Nor is there any sort of "forwardness," often associated with an aggressive upper midrange. The upper midrange is handled by a ribbon tweeter, 4 feet tall, about a centimeter wide, and not thick enough to be worth talking about. Magnepan says it's dead flat to 40 kHz, and you readily believe it when you hear it, This is the sort of tweeter that draws you in instead of driving you away. And so does the rest of the sys tem. But its overall presence, its "thereness," makes you wish you had bothered to shave before you started listening, lest a musician step out to introduce himself.
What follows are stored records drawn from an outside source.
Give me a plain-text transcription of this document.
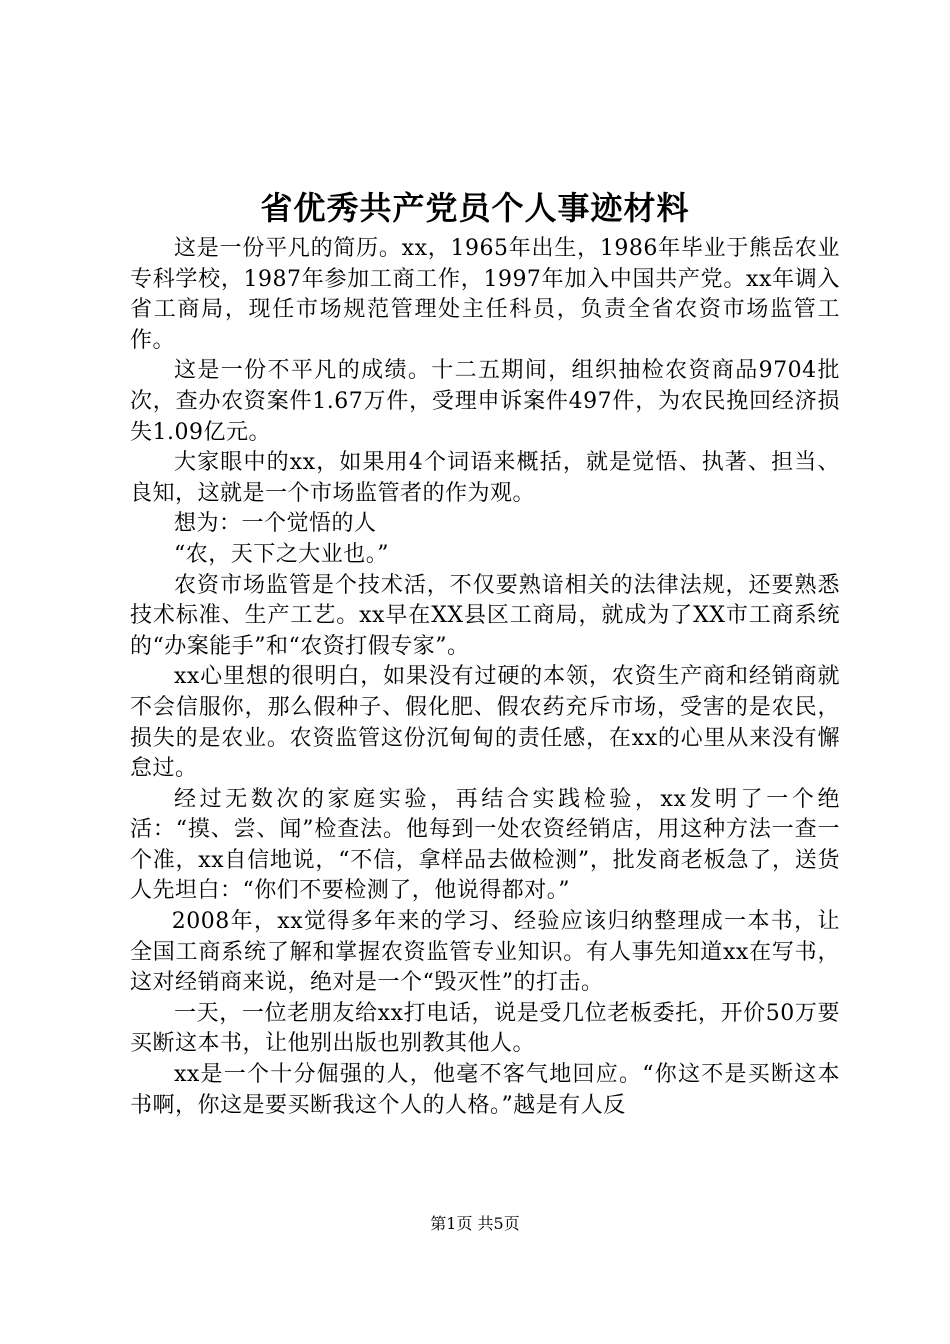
省优秀共产党员个人事迹材料

这是一份平凡的简历。xx，1965年出生，1986年毕业于熊岳农业专科学校，1987年参加工商工作，1997年加入中国共产党。xx年调入省工商局，现任市场规范管理处主任科员，负责全省农资市场监管工作。

这是一份不平凡的成绩。十二五期间，组织抽检农资商品9704批次，查办农资案件1.67万件，受理申诉案件497件，为农民挽回经济损失1.09亿元。

大家眼中的xx，如果用4个词语来概括，就是觉悟、执著、担当、良知，这就是一个市场监管者的作为观。

想为：一个觉悟的人

“农，天下之大业也。”

农资市场监管是个技术活，不仅要熟谙相关的法律法规，还要熟悉技术标准、生产工艺。xx早在XX县区工商局，就成为了XX市工商系统的“办案能手”和“农资打假专家”。

xx心里想的很明白，如果没有过硬的本领，农资生产商和经销商就不会信服你，那么假种子、假化肥、假农药充斥市场，受害的是农民，损失的是农业。农资监管这份沉甸甸的责任感，在xx的心里从来没有懈怠过。

经过无数次的家庭实验，再结合实践检验，xx发明了一个绝活：“摸、尝、闻”检查法。他每到一处农资经销店，用这种方法一查一个准，xx自信地说，“不信，拿样品去做检测”，批发商老板急了，送货人先坦白：“你们不要检测了，他说得都对。”

2008年，xx觉得多年来的学习、经验应该归纳整理成一本书，让全国工商系统了解和掌握农资监管专业知识。有人事先知道xx在写书，这对经销商来说，绝对是一个“毁灭性”的打击。

一天，一位老朋友给xx打电话，说是受几位老板委托，开价50万要买断这本书，让他别出版也别教其他人。

xx是一个十分倔强的人，他毫不客气地回应。“你这不是买断这本书啊，你这是要买断我这个人的人格。”越是有人反

第1页 共5页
A second cavil was anticipated: lack of low-frequency extension, as is inevitable with almost any dipole loudspeaker of less than enormous dimensions. These Maggies do full justice to the string bass, but at the lower frequencies plumbed by many orchestral bass drums, pipe organs, and synthesizer compositions, your imagination must provide the floor shakes and tummy massages. A subwoofer to handle the lowest audio octave would seem a likely fix, but getting a cone driver to "join up" satisfactorily with film-diaphragm elements has often proved puzzlingly difficult.
My strong suspicion is that the crudely horn-like configuration of the Yellow Room's sending end has a lot to do with the potency of the Maggies' projection, but I have heard from some colleagues that they can verge on the overwhelming in other listening environments. A major problem with saying more is that not many people have heard Magneplanar speakers anywhere, and very few have heard them in their homes. The company is small, the dealers not numerous, and the setup in showrooms that do have Magnepan products can be very disadvantageous. Magazine reviews are scanty. For these reasons, and others, I'd like to call your attention to them on this page. They possess all the favorable sonic attributes of full-range electrostatics at a minimum of cost (about $3,200 a pair [late 1993]) and complexity, and what they can do, bass limitations considered, is probably as much as could be expected from any loudspeaker. The thing is that, for some, they might do a little too much of it.